Notre dette est abyssale, ce qui ne peut susciter chez nous que des regrets. Ne vous y trompez pas, monsieur le ministre : je ne regrette pas les dépenses nécessaires pour l'économie, les travailleurs et le pouvoir d'achat ; ce que je regrette, c'est votre gestion de la dette. Au cours du précédent quinquennat, vous auriez pu la contenir en recherchant de nouvelles recettes et en vous appuyant sur nos propositions, mais votre suffisance et votre obstination à régaler le monde de la finance nous ont menés à la situation budgétaire actuelle et à vos mesures au rabais. Vous le répétez d'ailleurs à l'envi : le « quoi qu'il en coûte » est terminé. Il ne pouvait en être autrement puisque vous avez mis la France au bord du gouffre en épargnant tous vos amis.

Nous serons donc nombreux à amender le projet de loi pour assurer plus de justice sociale et pour mieux flécher les mesures vers celles et ceux qui travaillent, entreprennent ou qui ont travaillé toute leur vie, vers les plus précaires et les plus durement touchés par la crise également – je pense notamment aux étudiants.

Nous ne nous faisons malheureusement aucune illusion. Votre argumentaire est maintenant bien huilé et les dépenses se feront désormais à dose homéopathique. Les fruits de la croissance s'amenuisent et les recettes exceptionnelles de l'État ne suffiront pas pour affronter la crise. La redistribution équitable des richesses n'est apparemment pas votre priorité. Vous avez tourné le dos à la promesse d'une vie digne pour tous, ce dont témoigne le texte qui nous est soumis.

Je suis de ceux qui pensent qu'il ne peut y avoir de République sans République sociale. Y renoncer, c'est échouer sur l'essentiel. La prime de partage de la valeur est l'un des symboles de ce renoncement, car elle porte en elle le germe de toutes les disparités.

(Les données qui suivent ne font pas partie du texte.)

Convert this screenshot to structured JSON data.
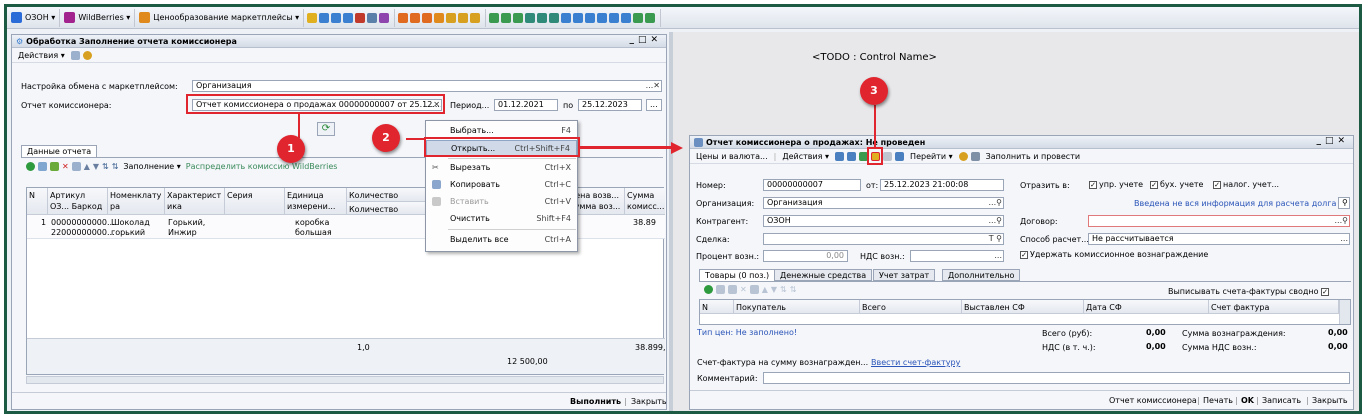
{
  "topbar": {
    "items": [
      {
        "label": "ОЗОН",
        "color": "#2a6bd8"
      },
      {
        "label": "WildBerries",
        "color": "#a3238e"
      },
      {
        "label": "Ценообразование маркетплейсы",
        "color": "#e08a1e"
      }
    ]
  },
  "left": {
    "title": "Обработка  Заполнение отчета комиссионера",
    "actions": "Действия",
    "settings_label": "Настройка обмена с маркетплейсом:",
    "settings_value": "Организация",
    "report_label": "Отчет комиссионера:",
    "report_value": "Отчет комиссионера о продажах 00000000007 от 25.12....",
    "period_label": "Период...",
    "date_from": "01.12.2021",
    "po": "по",
    "date_to": "25.12.2023",
    "tab_label": "Данные отчета",
    "fill_label": "Заполнение",
    "distribute_label": "Распределить комиссию WildBerries",
    "columns": [
      "N",
      "Артикул ОЗ... Баркод",
      "Номенклату ра",
      "Характерист ика",
      "Серия",
      "Единица измерени...",
      "Количество",
      "Количество возвр...",
      "Цена возв... Сумма воз...",
      "Сумма комисс..."
    ],
    "row": {
      "n": "1",
      "article": "00000000000...",
      "barcode": "22000000000...",
      "nomenclature": "Шоколад горький",
      "characteristic": "Горький, Инжир",
      "unit": "коробка большая",
      "commission": "38.89"
    },
    "totals": {
      "qty": "1,0",
      "sum": "12 500,00",
      "commission": "38.899,"
    },
    "execute": "Выполнить",
    "close": "Закрыть"
  },
  "menu": {
    "items": [
      {
        "label": "Выбрать...",
        "shortcut": "F4"
      },
      {
        "label": "Открыть...",
        "shortcut": "Ctrl+Shift+F4"
      },
      {
        "label": "Вырезать",
        "shortcut": "Ctrl+X"
      },
      {
        "label": "Копировать",
        "shortcut": "Ctrl+C"
      },
      {
        "label": "Вставить",
        "shortcut": "Ctrl+V"
      },
      {
        "label": "Очистить",
        "shortcut": "Shift+F4"
      },
      {
        "label": "Выделить все",
        "shortcut": "Ctrl+A"
      }
    ]
  },
  "badges": {
    "b1": "1",
    "b2": "2",
    "b3": "3"
  },
  "todo_label": "<TODO : Control Name>",
  "right": {
    "title": "Отчет комиссионера о продажах: Не проведен",
    "toolbar": {
      "prices": "Цены и валюта...",
      "actions": "Действия",
      "goto": "Перейти",
      "fill_post": "Заполнить и провести"
    },
    "number_label": "Номер:",
    "number_value": "00000000007",
    "from_label": "от:",
    "date_value": "25.12.2023 21:00:08",
    "reflect_label": "Отразить в:",
    "reflect": [
      "упр. учете",
      "бух. учете",
      "налог. учет..."
    ],
    "org_label": "Организация:",
    "org_value": "Организация",
    "warning_link": "Введена не вся информация для расчета долга",
    "contractor_label": "Контрагент:",
    "contractor_value": "ОЗОН",
    "contract_label": "Договор:",
    "deal_label": "Сделка:",
    "calc_method_label": "Способ расчет...",
    "calc_method_value": "Не рассчитывается",
    "percent_label": "Процент возн.:",
    "percent_value": "0,00",
    "vat_label": "НДС возн.:",
    "retain_label": "Удержать комиссионное вознаграждение",
    "tabs": [
      "Товары (0 поз.)",
      "Денежные средства",
      "Учет затрат",
      "Дополнительно"
    ],
    "invoice_summary_label": "Выписывать счета-фактуры сводно",
    "columns": [
      "N",
      "Покупатель",
      "Всего",
      "Выставлен СФ",
      "Дата СФ",
      "Счет фактура"
    ],
    "price_type": "Тип цен: Не заполнено!",
    "total_label": "Всего (руб):",
    "total_value": "0,00",
    "vat_in_label": "НДС (в т. ч.):",
    "vat_in_value": "0,00",
    "reward_sum_label": "Сумма вознаграждения:",
    "reward_sum_value": "0,00",
    "reward_vat_label": "Сумма НДС возн.:",
    "reward_vat_value": "0,00",
    "invoice_label": "Счет-фактура на сумму вознагражден...",
    "invoice_link": "Ввести счет-фактуру",
    "comment_label": "Комментарий:",
    "bottom": [
      "Отчет комиссионера",
      "Печать",
      "OK",
      "Записать",
      "Закрыть"
    ]
  }
}
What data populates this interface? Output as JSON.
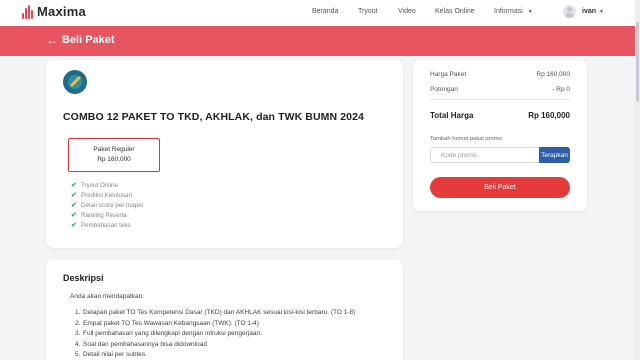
{
  "brand": {
    "name": "Maxima"
  },
  "nav": {
    "links": [
      "Beranda",
      "Tryout",
      "Video",
      "Kelas Online",
      "Informasi"
    ],
    "user_name": "ivan"
  },
  "header": {
    "back_label": "Beli Paket"
  },
  "package": {
    "title": "COMBO 12 PAKET TO TKD, AKHLAK, dan TWK BUMN 2024",
    "variant": {
      "name": "Paket Reguler",
      "price": "Rp 160,000"
    },
    "features": [
      "Tryout Online",
      "Prediksi Kelulusan",
      "Detail score per mapel",
      "Ranking Peserta",
      "Pembahasan teks"
    ]
  },
  "summary": {
    "harga_label": "Harga Paket",
    "harga_value": "Rp 160,000",
    "potongan_label": "Potongan",
    "potongan_value": "- Rp 0",
    "total_label": "Total Harga",
    "total_value": "Rp 160,000",
    "promo_label": "Tambah hemat pakai promo",
    "promo_placeholder": "Kode promo",
    "promo_button": "Terapkan",
    "buy_button": "Beli Paket"
  },
  "description": {
    "title": "Deskripsi",
    "intro": "Anda akan mendapatkan:",
    "items": [
      "Delapan paket TO Tes Kompetensi Dasar (TKD) dan AKHLAK sesuai kisi-kisi terbaru. (TO 1-8)",
      "Empat paket TO Tes Wawasan Kebangsaan (TWK). (TO 1-4)",
      "Full pembahasan yang dilengkapi dengan intruksi pengerjaan.",
      "Soal dan pembahasannya bisa didownload",
      "Detail nilai per subtes."
    ]
  }
}
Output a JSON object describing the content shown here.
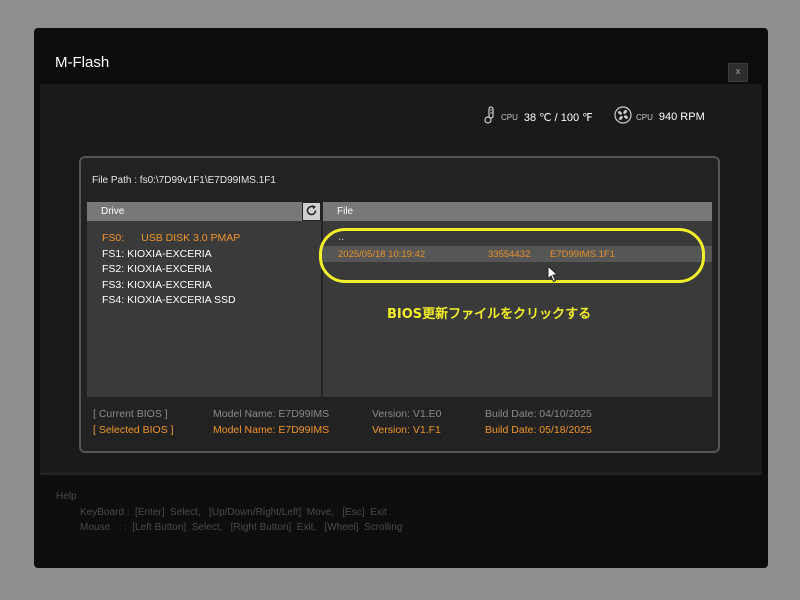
{
  "window": {
    "title": "M-Flash",
    "close_label": "x"
  },
  "status": {
    "cpu_temp_label": "CPU",
    "cpu_temp_value": "38 ℃ / 100 ℉",
    "cpu_fan_label": "CPU",
    "cpu_fan_value": "940 RPM"
  },
  "file_path": "File Path : fs0:\\7D99v1F1\\E7D99IMS.1F1",
  "headers": {
    "drive": "Drive",
    "file": "File"
  },
  "drives": [
    {
      "id": "FS0:",
      "name": "USB DISK 3.0 PMAP",
      "selected": true
    },
    {
      "label": "FS1: KIOXIA-EXCERIA"
    },
    {
      "label": "FS2: KIOXIA-EXCERIA"
    },
    {
      "label": "FS3: KIOXIA-EXCERIA"
    },
    {
      "label": "FS4: KIOXIA-EXCERIA SSD"
    }
  ],
  "files": {
    "parent": "..",
    "items": [
      {
        "date": "2025/05/18 10:19:42",
        "size": "33554432",
        "name": "E7D99IMS.1F1"
      }
    ]
  },
  "annotation": "BIOS更新ファイルをクリックする",
  "bios_info": {
    "current": {
      "label": "[ Current BIOS  ]",
      "model": "Model Name: E7D99IMS",
      "version": "Version: V1.E0",
      "build": "Build Date: 04/10/2025"
    },
    "selected": {
      "label": "[ Selected BIOS ]",
      "model": "Model Name: E7D99IMS",
      "version": "Version: V1.F1",
      "build": "Build Date: 05/18/2025"
    }
  },
  "help": {
    "title": "Help",
    "keyboard": "KeyBoard :  [Enter]  Select,   [Up/Down/Right/Left]  Move,   [Esc]  Exit",
    "mouse": "Mouse     :  [Left Button]  Select,   [Right Button]  Exit,   [Wheel]  Scrolling"
  },
  "colors": {
    "accent": "#f0932b",
    "annotation": "#f3ee2a"
  },
  "icons": {
    "temp": "thermometer-icon",
    "fan": "fan-icon",
    "refresh": "refresh-icon",
    "pointer": "mouse-pointer-icon"
  }
}
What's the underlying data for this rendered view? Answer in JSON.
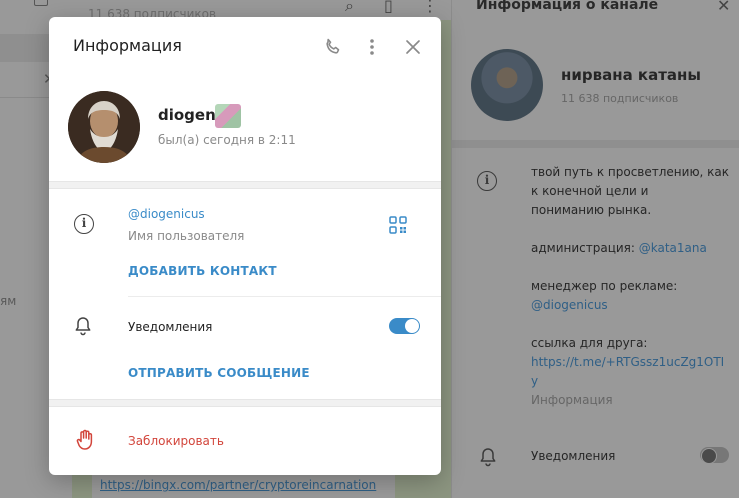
{
  "background": {
    "chat": {
      "subscribers_partial": "11 638 подписчиков",
      "link_partial": "https://bingx.com/partner/cryptoreincarnation"
    },
    "left_fragment_text": "ям",
    "channel_panel": {
      "title": "Информация о канале",
      "channel_name": "нирвана катаны",
      "subscribers": "11 638 подписчиков",
      "description_lines": [
        "твой путь к просветлению, как",
        "к конечной цели и",
        "пониманию рынка."
      ],
      "admin_label": "администрация: ",
      "admin_link": "@kata1ana",
      "manager_label": "менеджер по рекламе:",
      "manager_link": "@diogenicus",
      "friend_label": "ссылка для друга:",
      "friend_link_line1": "https://t.me/+RTGssz1ucZg1OTI",
      "friend_link_line2": "y",
      "info_caption": "Информация",
      "notifications_label": "Уведомления",
      "notifications_enabled": false
    }
  },
  "modal": {
    "title": "Информация",
    "icons": {
      "call": "phone-icon",
      "more": "more-vertical-icon",
      "close": "close-icon"
    },
    "user": {
      "name": "diogen",
      "status": "был(а) сегодня в 2:11"
    },
    "username": {
      "value": "@diogenicus",
      "caption": "Имя пользователя"
    },
    "add_contact_label": "ДОБАВИТЬ КОНТАКТ",
    "notifications": {
      "label": "Уведомления",
      "enabled": true
    },
    "send_message_label": "ОТПРАВИТЬ СООБЩЕНИЕ",
    "block_label": "Заблокировать",
    "colors": {
      "accent": "#3a8bc8",
      "danger": "#d2453b"
    }
  }
}
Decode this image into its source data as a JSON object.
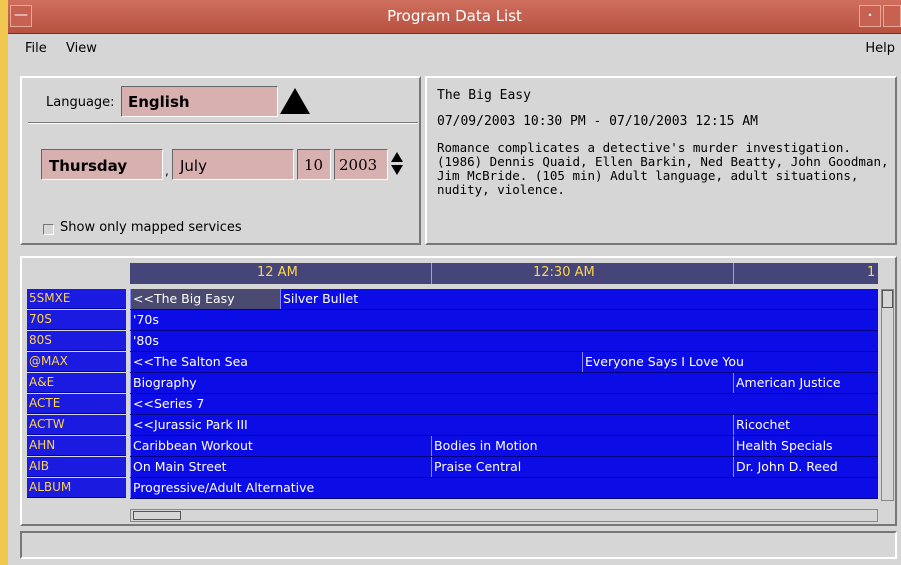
{
  "window": {
    "title": "Program Data List"
  },
  "menu": {
    "file": "File",
    "view": "View",
    "help": "Help"
  },
  "filters": {
    "language_label": "Language:",
    "language": "English",
    "day": "Thursday",
    "comma": ",",
    "month": "July",
    "date": "10",
    "year": "2003",
    "show_mapped_label": "Show only mapped services",
    "show_mapped_checked": false
  },
  "details": {
    "title": "The Big Easy",
    "time_range": "07/09/2003 10:30 PM - 07/10/2003 12:15 AM",
    "description": "Romance complicates a detective's murder investigation. (1986) Dennis Quaid, Ellen Barkin, Ned Beatty, John Goodman, Jim McBride. (105 min) Adult language, adult situations, nudity, violence."
  },
  "timeline": {
    "labels": [
      "12 AM",
      "12:30 AM",
      "1"
    ]
  },
  "guide": {
    "rows": [
      {
        "channel": "5SMXE",
        "programs": [
          {
            "title": "<<The Big Easy",
            "selected": true
          },
          {
            "title": "Silver Bullet"
          }
        ]
      },
      {
        "channel": "70S",
        "programs": [
          {
            "title": "'70s"
          }
        ]
      },
      {
        "channel": "80S",
        "programs": [
          {
            "title": "'80s"
          }
        ]
      },
      {
        "channel": "@MAX",
        "programs": [
          {
            "title": "<<The Salton Sea"
          },
          {
            "title": "Everyone Says I Love You"
          }
        ]
      },
      {
        "channel": "A&E",
        "programs": [
          {
            "title": "Biography"
          },
          {
            "title": "American Justice"
          }
        ]
      },
      {
        "channel": "ACTE",
        "programs": [
          {
            "title": "<<Series 7"
          }
        ]
      },
      {
        "channel": "ACTW",
        "programs": [
          {
            "title": "<<Jurassic Park III"
          },
          {
            "title": "Ricochet"
          }
        ]
      },
      {
        "channel": "AHN",
        "programs": [
          {
            "title": "Caribbean Workout"
          },
          {
            "title": "Bodies in Motion"
          },
          {
            "title": "Health Specials"
          }
        ]
      },
      {
        "channel": "AIB",
        "programs": [
          {
            "title": "On Main Street"
          },
          {
            "title": "Praise Central"
          },
          {
            "title": "Dr. John D. Reed"
          }
        ]
      },
      {
        "channel": "ALBUM",
        "programs": [
          {
            "title": "Progressive/Adult Alternative"
          }
        ]
      }
    ]
  },
  "colors": {
    "titlebar": "#b75140",
    "grid_blue": "#0c0ce6",
    "channel_text": "#ffd54a",
    "field_bg": "#d9b0b0"
  }
}
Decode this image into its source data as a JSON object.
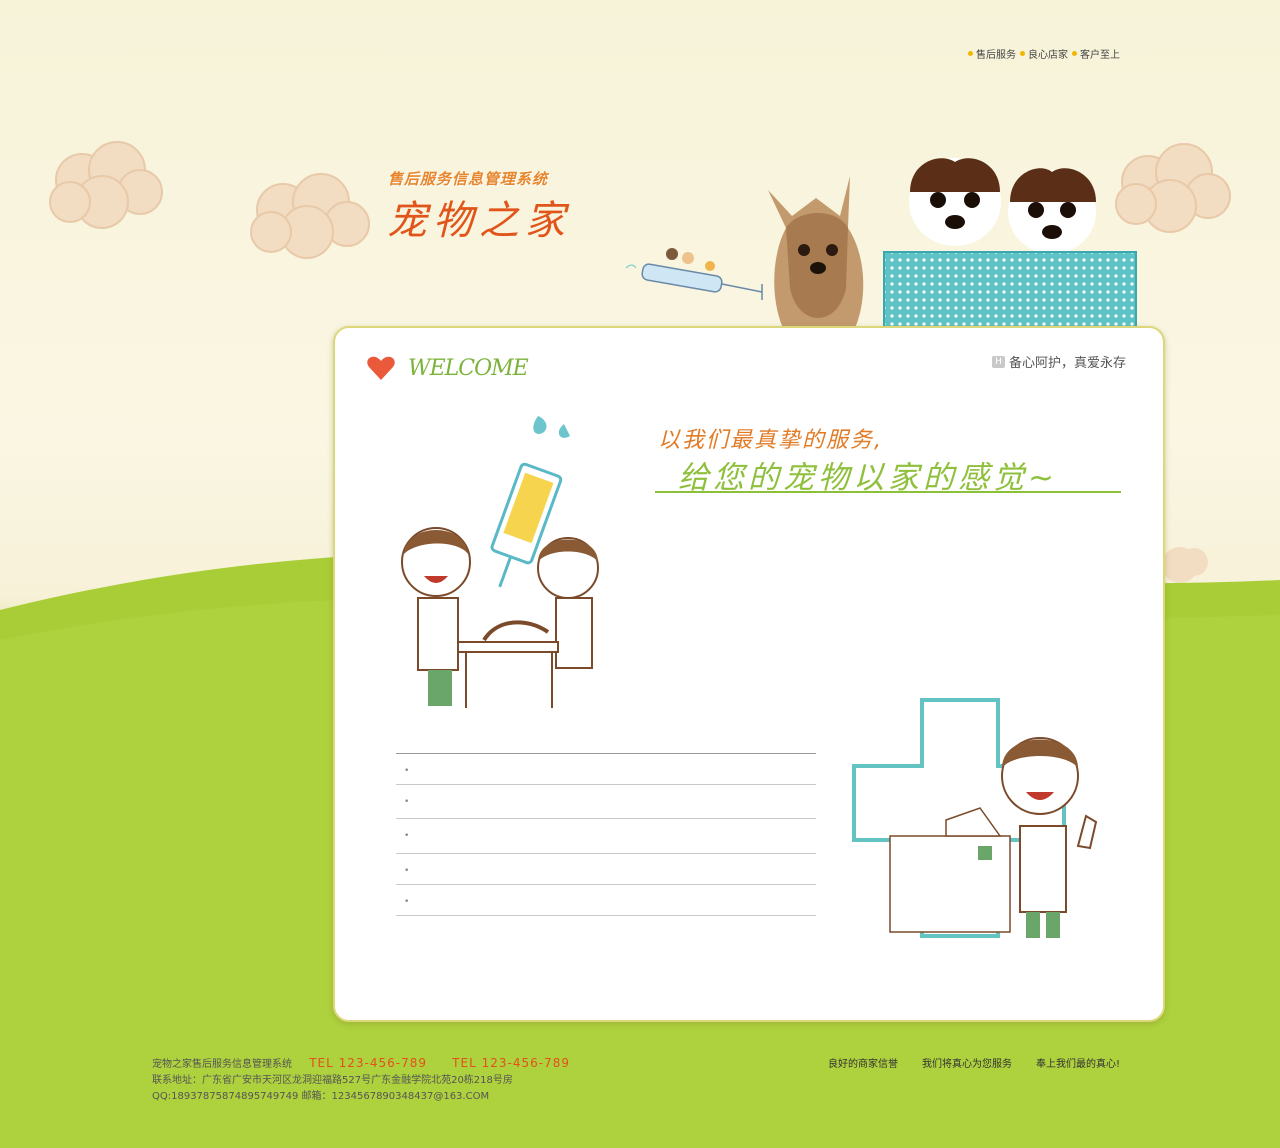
{
  "top_nav": {
    "items": [
      "售后服务",
      "良心店家",
      "客户至上"
    ]
  },
  "logo": {
    "subtitle": "售后服务信息管理系统",
    "title": "宠物之家"
  },
  "panel": {
    "welcome": "WELCOME",
    "tagline_badge": "H",
    "tagline": "备心阿护，真爱永存",
    "slogan_line1": "以我们最真挚的服务,",
    "slogan_line2": "给您的宠物以家的感觉~",
    "list_items": [
      "",
      "",
      "",
      "",
      ""
    ]
  },
  "footer": {
    "line1": "宠物之家售后服务信息管理系统",
    "tel1": "TEL 123-456-789",
    "tel2": "TEL 123-456-789",
    "line2": "联系地址：广东省广安市天河区龙洞迎福路527号广东金融学院北苑20栋218号房",
    "line3": "QQ:18937875874895749749   邮箱：1234567890348437@163.COM",
    "links": [
      "良好的商家信誉",
      "我们将真心为您服务",
      "奉上我们最的真心!"
    ]
  },
  "colors": {
    "accent_orange": "#e1551a",
    "accent_green": "#8fc03c",
    "grass": "#a9cd37"
  }
}
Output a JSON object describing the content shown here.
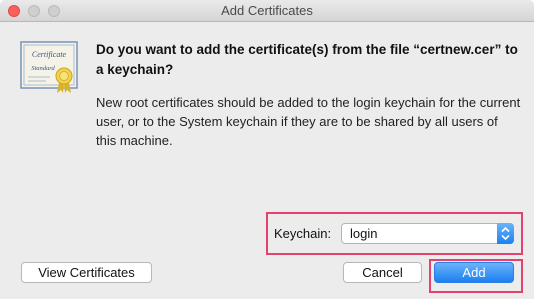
{
  "window": {
    "title": "Add Certificates"
  },
  "icon": {
    "name": "certificate-icon",
    "line1": "Certificate",
    "line2": "Standard"
  },
  "dialog": {
    "headline": "Do you want to add the certificate(s) from the file “certnew.cer” to a keychain?",
    "body": "New root certificates should be added to the login keychain for the current user, or to the System keychain if they are to be shared by all users of this machine."
  },
  "keychain": {
    "label": "Keychain:",
    "selected": "login"
  },
  "buttons": {
    "view_certificates": "View Certificates",
    "cancel": "Cancel",
    "add": "Add"
  },
  "colors": {
    "accent_blue": "#1a82f0",
    "highlight": "#e5416e",
    "close_red": "#fc605c"
  }
}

Ces mots de Jaurès dans son éditorial du 30 décembre 1906 de L'Humanité, intitulé « La guerre sociale », en disent long : la société actuelle « crée de la misère, parce [qu'elle] réserve à une minorité privilégiée la direction du travail et une large part du produit créé par l'effort de tous. » Ces mots sont d'une actualité criante : une nouvelle guerre sociale est devant nous.

C'est pourquoi nous continuerons de nous battre, lors de l'examen des projets de loi de finances, pour aller chercher l'argent là où il est, dans le monde de la finance, chez les géants du numérique et les profiteurs de crise. Oui, nous serons au rendez-vous de la lutte contre l'optimisation et la fraude fiscales. Oui, il faudra prélever dans l'économie virtuelle pour redistribuer plus et mieux vers ceux qui travaillent et entreprennent, vers ceux ne devraient pas avoir à choisir entre remplir le frigo et se chauffer au terme d'une dure vie de labeur.

Offrir un meilleur pouvoir d'achat immédiatement est bien entendu indispensable ; pérenniser le pouvoir d'achat demain est une absolue nécessité. C'est la raison pour laquelle nous soutiendrons les amendements qui formulent des demandes de rapports pour préparer l'avenir à court terme. Innover en inventant des mesures qui concilient le pouvoir d'achat, l'urgence climatique et une économie durable et responsable, voilà l'enjeu. Nos propositions sont disponibles : à vous de les saisir !

Soulignons, pour finir, que vous passez une nouvelle fois à côté des collectivités, dont la situation est préoccupante. Elles jouent pourtant un rôle essentiel d'amortisseur social de proximité pour les ménages les plus fragilisés. Les factures énergétiques et le coût des produits alimentaires des cantines s'envolent. L'impact non anticipé de l'évolution des traitements de leurs agents contrarie également le budget des collectivités, dont les charges augmentent et les investissements diminuent du même coup, soit un coup dur pour l'économie de proximité, notamment pour l'emploi.

Ainsi, avec plusieurs autres députés non inscrits, je soutiendrai, lors de l'examen des prochains textes, les amendements du groupe Libertés, indépendants, outre-mer et territoires visant à compenser ces charges. Nous appelons également de nos vœux l'établissement d'une nouvelle forme de péréquation, toutes les collectivités n'étant pas logées à la même enseigne face à la crise. Alors que nous venons de fêter, le 14 juillet, le symbole d'une France unie dans un même idéal, nous sommes nombreux à espérer que vous retrouverez le chemin de l'équité.